“You need not tell me that this train is ever in time,” said Mr. Hartrick. “Well, girls, come along; I told Dennis to meet us, and here we are.”

Molly thought nothing at all of the neat brougham, with its pair of spirited grays; she was accustomed to driving in the better-class of carriage all her life; but Nora turned first pale and then crimson. She got into the carriage, and sat back in a corner; tears were brimming to her eyes.

“This is the first. How am I to bear all the rest?” she said to herself.

Mr. Hartrick, who had hoped that Nora would be pleased with the brougham, with Dennis himself, with the whole very stylish get-up, was mortified at her silence, and, taking her hand, tried to draw her out.

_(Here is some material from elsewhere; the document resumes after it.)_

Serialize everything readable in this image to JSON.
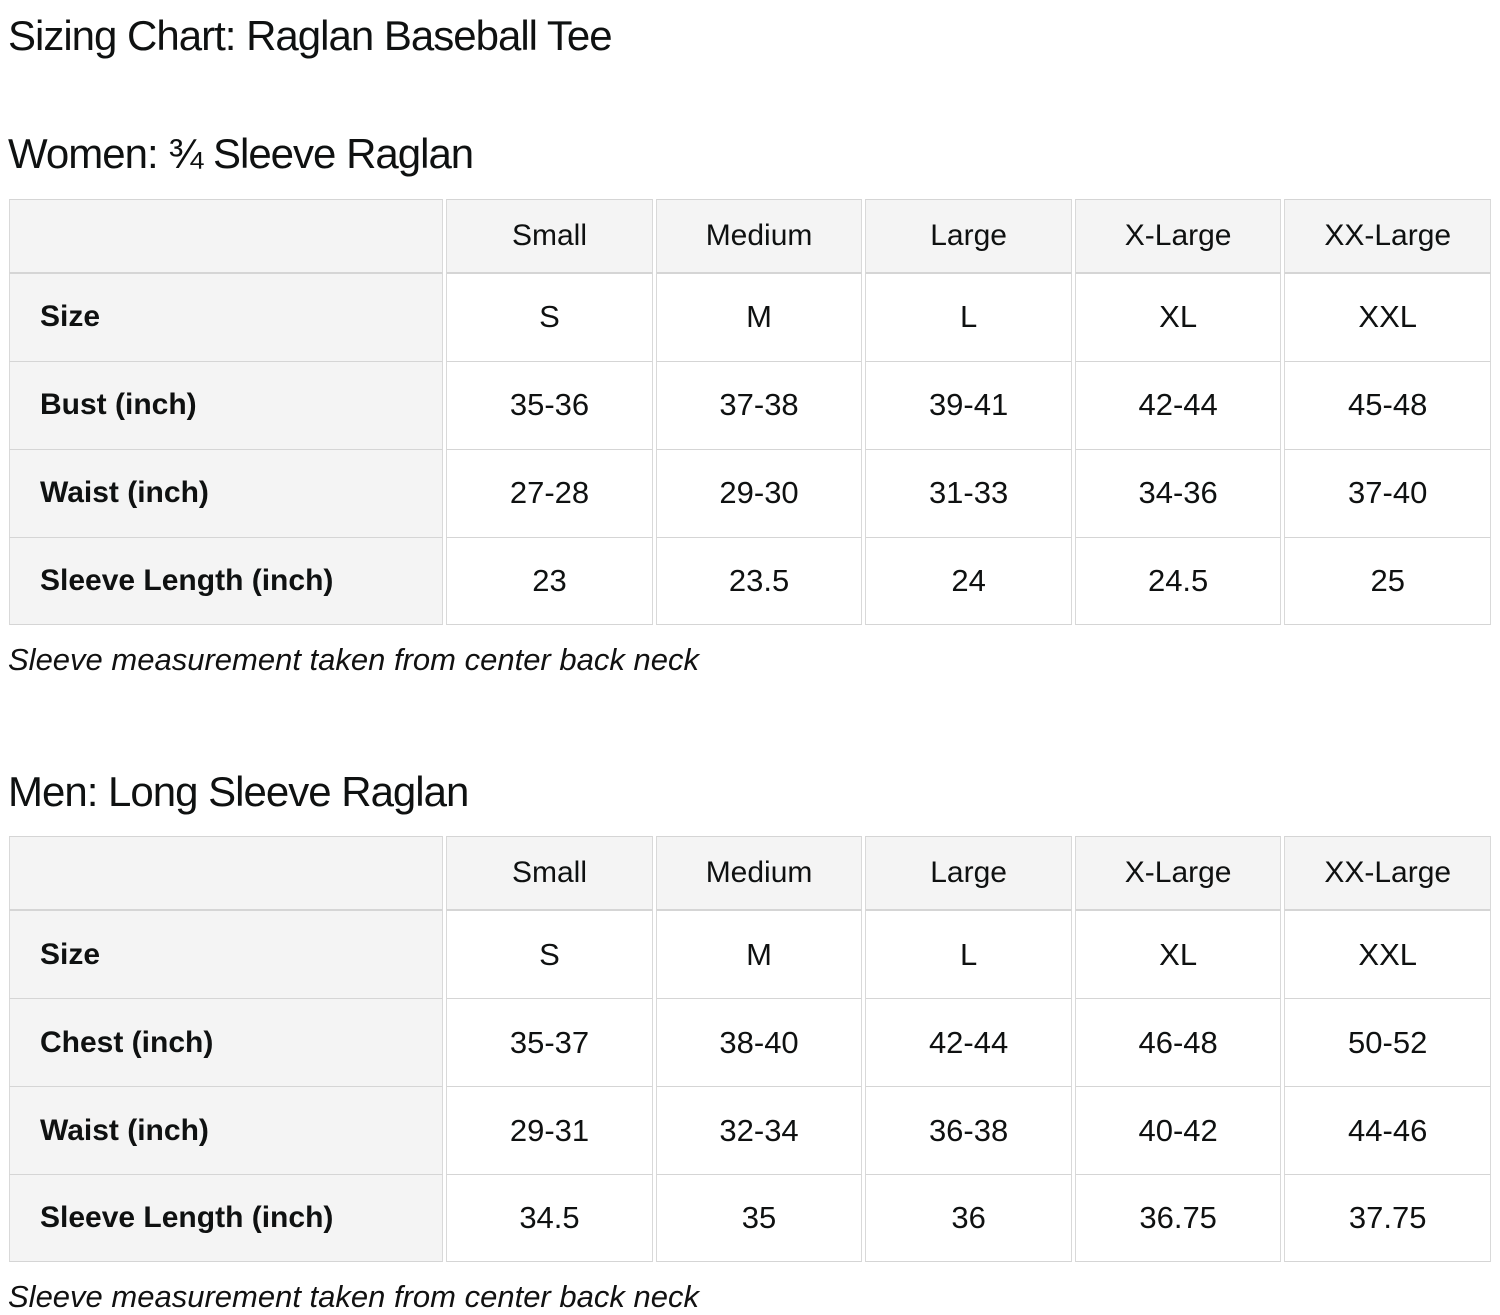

“Well, little girl,” he said, “I hope you will like the improvements I have made in the Castle. I have done it all at your instigation, remember.”

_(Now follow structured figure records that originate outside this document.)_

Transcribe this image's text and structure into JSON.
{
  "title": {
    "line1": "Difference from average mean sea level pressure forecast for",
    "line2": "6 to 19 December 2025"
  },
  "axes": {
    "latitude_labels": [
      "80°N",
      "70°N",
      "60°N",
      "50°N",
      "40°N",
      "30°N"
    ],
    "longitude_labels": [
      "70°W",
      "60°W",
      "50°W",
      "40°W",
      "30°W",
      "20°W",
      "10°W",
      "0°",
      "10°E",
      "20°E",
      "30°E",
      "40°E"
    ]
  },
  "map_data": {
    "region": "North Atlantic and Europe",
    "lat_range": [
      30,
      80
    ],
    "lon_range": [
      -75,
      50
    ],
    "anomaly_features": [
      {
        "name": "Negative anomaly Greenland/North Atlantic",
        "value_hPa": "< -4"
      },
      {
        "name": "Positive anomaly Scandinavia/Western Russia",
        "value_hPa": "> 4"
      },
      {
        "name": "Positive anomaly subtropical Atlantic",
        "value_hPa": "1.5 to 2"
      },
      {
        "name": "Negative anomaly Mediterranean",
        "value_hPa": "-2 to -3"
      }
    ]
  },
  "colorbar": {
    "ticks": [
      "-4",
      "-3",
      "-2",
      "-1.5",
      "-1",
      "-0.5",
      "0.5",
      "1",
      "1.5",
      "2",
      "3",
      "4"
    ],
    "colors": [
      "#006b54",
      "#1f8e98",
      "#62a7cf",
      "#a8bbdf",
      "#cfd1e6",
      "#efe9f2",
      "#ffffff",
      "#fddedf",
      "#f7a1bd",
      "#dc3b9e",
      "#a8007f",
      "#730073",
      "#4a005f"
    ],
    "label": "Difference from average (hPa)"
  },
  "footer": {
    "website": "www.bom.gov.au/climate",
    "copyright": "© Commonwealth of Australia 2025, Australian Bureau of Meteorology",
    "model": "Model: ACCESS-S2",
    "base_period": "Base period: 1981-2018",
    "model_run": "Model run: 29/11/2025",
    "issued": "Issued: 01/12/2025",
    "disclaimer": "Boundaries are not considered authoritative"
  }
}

“At my instigation?” cried Nora. “Oh, no, Uncle George, that you have not.”

He looked at her in some amazement, then closed his lips, and said nothing more. Molly longed to get her father alone, in order to explain Nora's peculiar conduct.

“It is difficult for an Englishman to understand her,” thought Molly. “I do, and I think her altogether charming; but father, who has gone to this enormous expense and trouble, will be put out if she does not show a little gratitude. I will tell her that she must; I will take the very first opportunity.”

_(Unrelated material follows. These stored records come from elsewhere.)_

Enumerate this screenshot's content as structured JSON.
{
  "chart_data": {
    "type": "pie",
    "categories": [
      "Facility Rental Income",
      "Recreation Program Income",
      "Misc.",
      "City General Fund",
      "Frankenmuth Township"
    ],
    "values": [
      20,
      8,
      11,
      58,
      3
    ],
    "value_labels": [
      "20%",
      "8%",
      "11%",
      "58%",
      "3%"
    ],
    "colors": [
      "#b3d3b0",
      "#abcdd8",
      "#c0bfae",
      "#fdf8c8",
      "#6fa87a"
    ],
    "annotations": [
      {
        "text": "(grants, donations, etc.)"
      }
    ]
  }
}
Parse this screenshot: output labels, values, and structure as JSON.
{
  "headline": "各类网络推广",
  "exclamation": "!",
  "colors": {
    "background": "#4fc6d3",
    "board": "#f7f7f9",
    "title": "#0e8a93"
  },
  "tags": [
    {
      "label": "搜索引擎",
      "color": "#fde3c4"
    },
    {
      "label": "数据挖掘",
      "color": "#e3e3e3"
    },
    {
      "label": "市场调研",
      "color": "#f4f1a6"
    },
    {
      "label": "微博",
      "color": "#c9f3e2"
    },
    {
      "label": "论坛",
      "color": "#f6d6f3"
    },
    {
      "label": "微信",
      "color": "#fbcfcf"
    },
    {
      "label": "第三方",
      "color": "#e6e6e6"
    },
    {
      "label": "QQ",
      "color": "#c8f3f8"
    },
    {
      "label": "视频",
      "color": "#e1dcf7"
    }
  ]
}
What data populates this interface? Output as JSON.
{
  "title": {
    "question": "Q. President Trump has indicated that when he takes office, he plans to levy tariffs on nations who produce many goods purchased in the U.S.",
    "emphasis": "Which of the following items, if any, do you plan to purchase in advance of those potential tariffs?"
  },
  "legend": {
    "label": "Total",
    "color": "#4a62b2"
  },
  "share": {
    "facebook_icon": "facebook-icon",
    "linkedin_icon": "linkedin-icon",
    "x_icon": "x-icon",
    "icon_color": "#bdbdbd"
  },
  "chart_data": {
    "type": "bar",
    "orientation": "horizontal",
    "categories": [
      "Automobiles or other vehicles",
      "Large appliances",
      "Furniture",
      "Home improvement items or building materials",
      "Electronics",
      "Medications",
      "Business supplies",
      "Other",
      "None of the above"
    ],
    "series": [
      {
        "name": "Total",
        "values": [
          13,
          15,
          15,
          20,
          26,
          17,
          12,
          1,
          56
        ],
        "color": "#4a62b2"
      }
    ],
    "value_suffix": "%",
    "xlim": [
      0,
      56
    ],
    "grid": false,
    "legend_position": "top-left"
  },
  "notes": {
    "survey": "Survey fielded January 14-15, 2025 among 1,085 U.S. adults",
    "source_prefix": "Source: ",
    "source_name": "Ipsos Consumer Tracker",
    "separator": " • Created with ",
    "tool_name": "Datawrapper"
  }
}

And now they were turning in at the well-known gates. These gates were painted white, whereas they had been almost reduced to their native wood. The avenue was quite tidy, no weeds anywhere; but Nora almost refused to look out. One by one the familiar trees seemed to pass by her as she was bowled rapidly along in the new brougham, as if they were so many ghosts saying good-by. But then there was the roar—the real, real, grand roar—of the Atlantic in her ears. No amount of tidiness, nothing could ever alter that sound.

“Oh, hurrah for the sea!” she said. She flung down the window and popped out her head.